Risk Adjustment Coding Supervisor at Astrana Health responsible for supervising coding activities and ensuring compliance. Leading a team for efficient Risk Adjustment operations and enhanced healthcare quality.
Responsibilities
Supervise, coach, and mentor Risk Adjustment Coding Specialists to ensure high-quality, compliant coding practices
Serve as a resource for coders regarding ICD-10-CM, HCCs, CMS Risk Adjustment guidelines, and documentation standards
Monitor individual and team productivity, accuracy, and quality metrics; provide ongoing feedback and corrective action as needed
Utilize productivity, quality, and audit data to identify performance trends, coding gaps, and training opportunities
Translate data insights into actionable feedback, performance improvement plans, and targeted education
Assist with onboarding and training of new coding staff
Support the Risk Adjustment Manager with day-to-day departmental operations, including workflow coordination, prioritization of audits, and issue resolution
Assist in developing and maintaining standard operating procedures, workflows, and best practices
Analyze Risk Adjustment data (e.g., recapture rates, audit findings, productivity, denial trends) to support departmental strategy and prioritization
Collaborate with leadership to design and implement new or enhanced workflows for coders based on data, performance metrics, and operational needs
Support reporting and dashboard development to track coding performance, quality outcomes, and Risk Adjustment impact
Escalate operational, compliance, or performance issues to leadership as appropriate
Review provider documentation and medical records to ensure all Medicare Advantage and Commercial Risk Adjustment requirements are met
Perform and/or oversee retrospective and prospective medical record reviews to identify, assess, monitor, and document HCC coding opportunities
Conduct coding quality audits to ensure ICD-10-CM codes are accurately assigned and supported by clinical documentation
Analyze audit results to identify systemic coding or documentation trends and recommend process improvements
Prepare audit analyses and provide feedback on noncompliance or documentation improvement opportunities
Interact with physicians and provider office staff regarding coding, billing, and documentation policies and procedures
Deliver education and training on Risk Adjustment and documentation improvement, both individually and in group settings
Assist with the development of educational materials and presentations, including PowerPoint content
Requirements
Certifications
At least one of the following: CCS, CCS-P, CPC, CPC-H, CPC-P, RHIA, RHIT
CRC (not required but highly preferred)
Experience
Minimum of 4–5 years of medical coding experience, including Risk Adjustment and HCC coding
Prior lead, senior, or supervisory experience
Skills & Abilities
Strong knowledge of Medicare Advantage Risk Adjustment and Hierarchical Condition Categories (HCC)

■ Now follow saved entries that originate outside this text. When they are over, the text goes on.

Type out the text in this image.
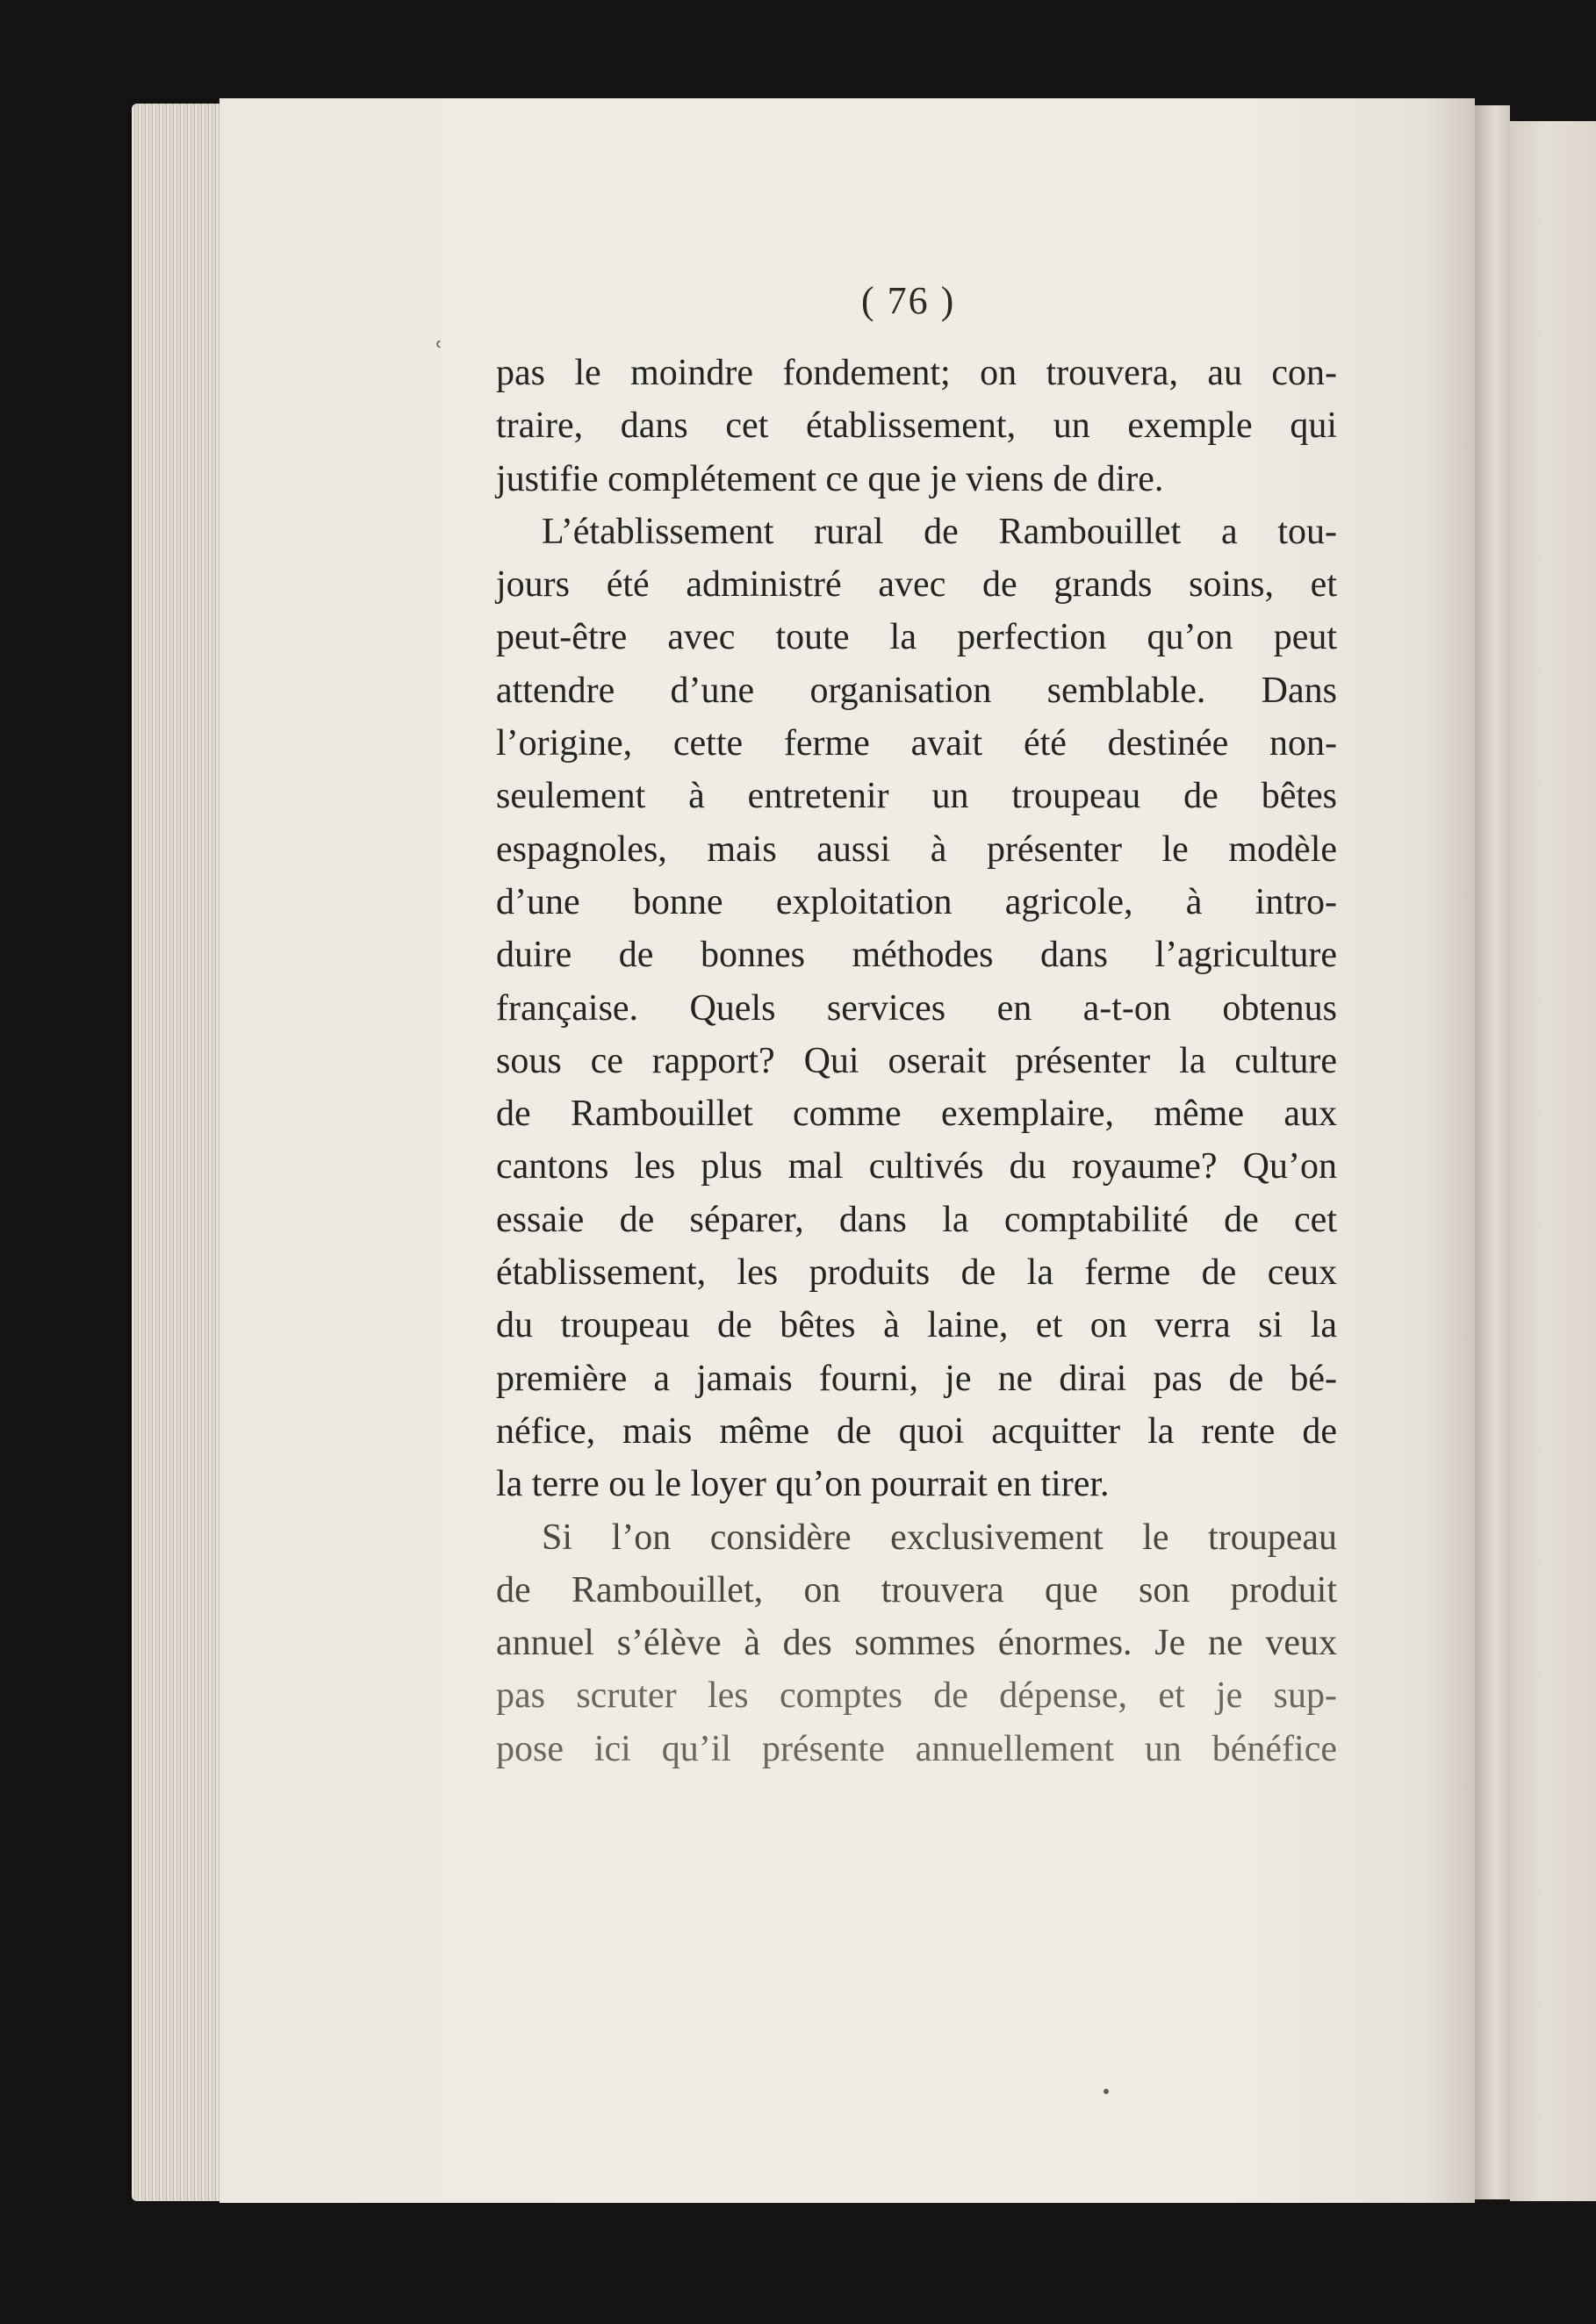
( 76 )
ʿ pas le moindre fondement; on trouvera, au con-
traire, dans cet établissement, un exemple qui
justifie complétement ce que je viens de dire.
L’établissement rural de Rambouillet a tou-
jours été administré avec de grands soins, et
peut-être avec toute la perfection qu’on peut
attendre d’une organisation semblable. Dans
l’origine, cette ferme avait été destinée non-
seulement à entretenir un troupeau de bêtes
espagnoles, mais aussi à présenter le modèle
d’une bonne exploitation agricole, à intro-
duire de bonnes méthodes dans l’agriculture
française. Quels services en a-t-on obtenus
sous ce rapport? Qui oserait présenter la culture
de Rambouillet comme exemplaire, même aux
cantons les plus mal cultivés du royaume? Qu’on
essaie de séparer, dans la comptabilité de cet
établissement, les produits de la ferme de ceux
du troupeau de bêtes à laine, et on verra si la
première a jamais fourni, je ne dirai pas de bé-
néfice, mais même de quoi acquitter la rente de
la terre ou le loyer qu’on pourrait en tirer.
Si l’on considère exclusivement le troupeau
de Rambouillet, on trouvera que son produit
annuel s’élève à des sommes énormes. Je ne veux
pas scruter les comptes de dépense, et je sup-
pose ici qu’il présente annuellement un bénéfice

Strong data analysis skills with the ability to interpret coding, audit, and performance metrics
Ability to identify patterns and trends within Risk Adjustment data to inform decision-making and workflow design
Experience using data to drive operational improvements and support Risk Adjustment initiatives
Advanced Excel skills preferred (e.g., pivot tables, reporting, data analysis)
Excellent verbal, written, and presentation skills
Demonstrated ability to educate and train coding staff and provider office personnel
Expert-level proficiency in Microsoft Word, Excel, Outlook, and PowerPoint
Strong organizational, analytical, and problem-solving skills
Other Requirements
Reliable transportation and valid driver’s license
Ability to travel up to 50% of the time within Orange County, Los Angeles County, and the South Bay area.
Benefits
Our organization follows a hybrid work structure where the expectation is to work both onsite and at home on a weekly basis. Up to 50% travel is required in designated market(s).
The home office of this department is located at 600 City Parkway West, 10th Floor, Orange, CA 92868.
The total compensation target pay range for this role is $90,000 - $105,000 per year.